When the Minnesota Girls arrived, we were relatively new to the Mexican Wolf Species Survival Plan program and were honored to be a part of the recovery effort. Less than a year later and with much jubilation we received the most exciting news: F838 was chosen for release to the wild Southwest.
We transferred the 2-year-old to the U.S. Fish and Wildlife Service pre-release facility at the Sevilleta National Wildlife Refuge in New Mexico where she was paired with a mate.
The following spring the wolves proved fruitful adding two pups to the limited Mexican wolf population. The family, dubbed the Meridian Pack, was placed in a temporary mesh holding pen in eastern Arizona on July 6, 2006. Perhaps with understanding of the liberty just beyond their grasp, the pack eagerly freed themselves within 24 hours.
From our office in New York, we closely followed the pack’s voyage. I challenged school children to imagine that they were F838 — the thrill of living without boundaries and fence lines and the task of bringing an ecosystem back to balance. F838’s story enhanced our education programming and helped guests better understand the significance of the special wolves on our property that they were not allowed to behold.
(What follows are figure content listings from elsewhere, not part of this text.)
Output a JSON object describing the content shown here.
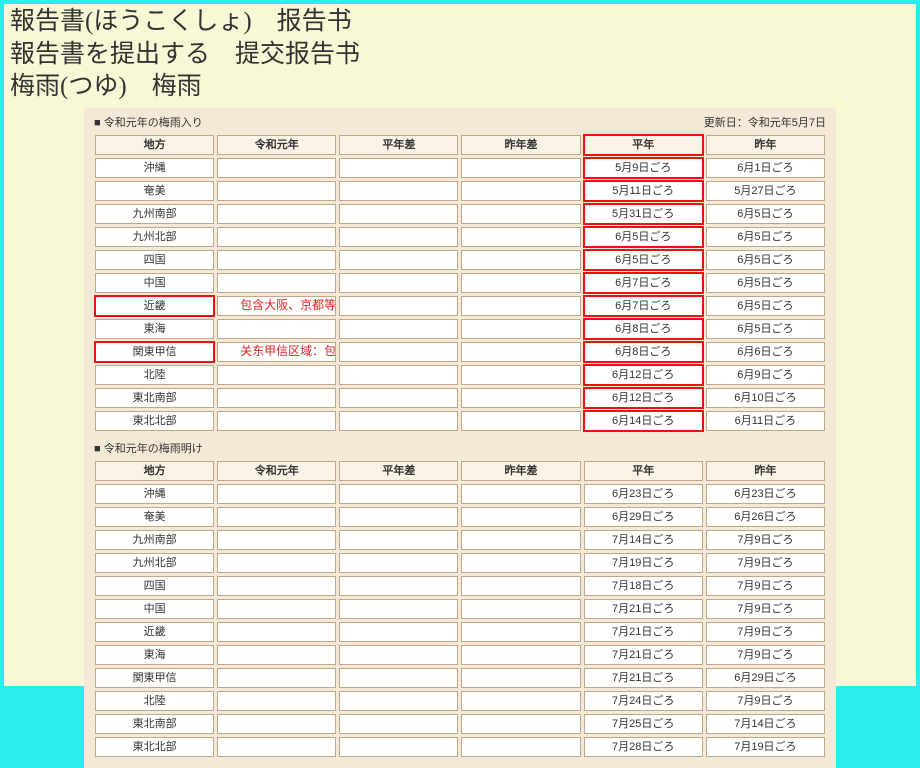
{
  "vocab": {
    "line1": "報告書(ほうこくしょ)　报告书",
    "line2": "報告書を提出する　提交报告书",
    "line3": "梅雨(つゆ)　梅雨"
  },
  "table1": {
    "title_left": "令和元年の梅雨入り",
    "title_right": "更新日：令和元年5月7日",
    "headers": [
      "地方",
      "令和元年",
      "平年差",
      "昨年差",
      "平年",
      "昨年"
    ],
    "rows": [
      {
        "region": "沖縄",
        "r": "",
        "pd": "",
        "yd": "",
        "avg": "5月9日ごろ",
        "ly": "6月1日ごろ"
      },
      {
        "region": "奄美",
        "r": "",
        "pd": "",
        "yd": "",
        "avg": "5月11日ごろ",
        "ly": "5月27日ごろ"
      },
      {
        "region": "九州南部",
        "r": "",
        "pd": "",
        "yd": "",
        "avg": "5月31日ごろ",
        "ly": "6月5日ごろ"
      },
      {
        "region": "九州北部",
        "r": "",
        "pd": "",
        "yd": "",
        "avg": "6月5日ごろ",
        "ly": "6月5日ごろ"
      },
      {
        "region": "四国",
        "r": "",
        "pd": "",
        "yd": "",
        "avg": "6月5日ごろ",
        "ly": "6月5日ごろ"
      },
      {
        "region": "中国",
        "r": "",
        "pd": "",
        "yd": "",
        "avg": "6月7日ごろ",
        "ly": "6月5日ごろ"
      },
      {
        "region": "近畿",
        "r": "",
        "pd": "",
        "yd": "",
        "avg": "6月7日ごろ",
        "ly": "6月5日ごろ",
        "hl": true,
        "annot": "包含大阪、京都等城市"
      },
      {
        "region": "東海",
        "r": "",
        "pd": "",
        "yd": "",
        "avg": "6月8日ごろ",
        "ly": "6月5日ごろ"
      },
      {
        "region": "関東甲信",
        "r": "",
        "pd": "",
        "yd": "",
        "avg": "6月8日ごろ",
        "ly": "6月6日ごろ",
        "hl": true,
        "annot": "关东甲信区域：包括东京"
      },
      {
        "region": "北陸",
        "r": "",
        "pd": "",
        "yd": "",
        "avg": "6月12日ごろ",
        "ly": "6月9日ごろ"
      },
      {
        "region": "東北南部",
        "r": "",
        "pd": "",
        "yd": "",
        "avg": "6月12日ごろ",
        "ly": "6月10日ごろ"
      },
      {
        "region": "東北北部",
        "r": "",
        "pd": "",
        "yd": "",
        "avg": "6月14日ごろ",
        "ly": "6月11日ごろ"
      }
    ],
    "highlight_col": 4
  },
  "table2": {
    "title_left": "令和元年の梅雨明け",
    "title_right": "",
    "headers": [
      "地方",
      "令和元年",
      "平年差",
      "昨年差",
      "平年",
      "昨年"
    ],
    "rows": [
      {
        "region": "沖縄",
        "r": "",
        "pd": "",
        "yd": "",
        "avg": "6月23日ごろ",
        "ly": "6月23日ごろ"
      },
      {
        "region": "奄美",
        "r": "",
        "pd": "",
        "yd": "",
        "avg": "6月29日ごろ",
        "ly": "6月26日ごろ"
      },
      {
        "region": "九州南部",
        "r": "",
        "pd": "",
        "yd": "",
        "avg": "7月14日ごろ",
        "ly": "7月9日ごろ"
      },
      {
        "region": "九州北部",
        "r": "",
        "pd": "",
        "yd": "",
        "avg": "7月19日ごろ",
        "ly": "7月9日ごろ"
      },
      {
        "region": "四国",
        "r": "",
        "pd": "",
        "yd": "",
        "avg": "7月18日ごろ",
        "ly": "7月9日ごろ"
      },
      {
        "region": "中国",
        "r": "",
        "pd": "",
        "yd": "",
        "avg": "7月21日ごろ",
        "ly": "7月9日ごろ"
      },
      {
        "region": "近畿",
        "r": "",
        "pd": "",
        "yd": "",
        "avg": "7月21日ごろ",
        "ly": "7月9日ごろ"
      },
      {
        "region": "東海",
        "r": "",
        "pd": "",
        "yd": "",
        "avg": "7月21日ごろ",
        "ly": "7月9日ごろ"
      },
      {
        "region": "関東甲信",
        "r": "",
        "pd": "",
        "yd": "",
        "avg": "7月21日ごろ",
        "ly": "6月29日ごろ"
      },
      {
        "region": "北陸",
        "r": "",
        "pd": "",
        "yd": "",
        "avg": "7月24日ごろ",
        "ly": "7月9日ごろ"
      },
      {
        "region": "東北南部",
        "r": "",
        "pd": "",
        "yd": "",
        "avg": "7月25日ごろ",
        "ly": "7月14日ごろ"
      },
      {
        "region": "東北北部",
        "r": "",
        "pd": "",
        "yd": "",
        "avg": "7月28日ごろ",
        "ly": "7月19日ごろ"
      }
    ]
  },
  "colors": {
    "page_bg": "#f8f8d6",
    "outer_bg": "#2aeeee",
    "tables_bg": "#f4e9d7",
    "cell_border": "#bfa88a",
    "highlight": "#e11"
  }
}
Just a few months after her adventure had begun, we received the dreadful news that F838 was dead — illegally killed. Three years later, F836 was granted a life in the wild only to suffer the same fate as her littermate.
Each wolf had only a few months to enjoy their rightful place in the wild. But a few months in the wild was the biggest gift we could have ever given to the girls from Minnesota.
If not for some heartless criminals, they could have survived and contributed to the recovery of their species. The deaths of the Minnesota Girls weigh heavy on our hearts, but our commitment to our mission and the recovery of Mexican gray wolves in the wild remains strong. While tragic, these shootings strengthen our resolve to restore these majestic creatures to their ancestral home in the wilds of the Southwest.
It’s been two years since F836 received the call of the wild and no other captive Mexican wolf has received the opportunity since. The wild population has been declining for six years now and that must change soon. The wolves are ready and the wild is calling. It’s time to release some wolves.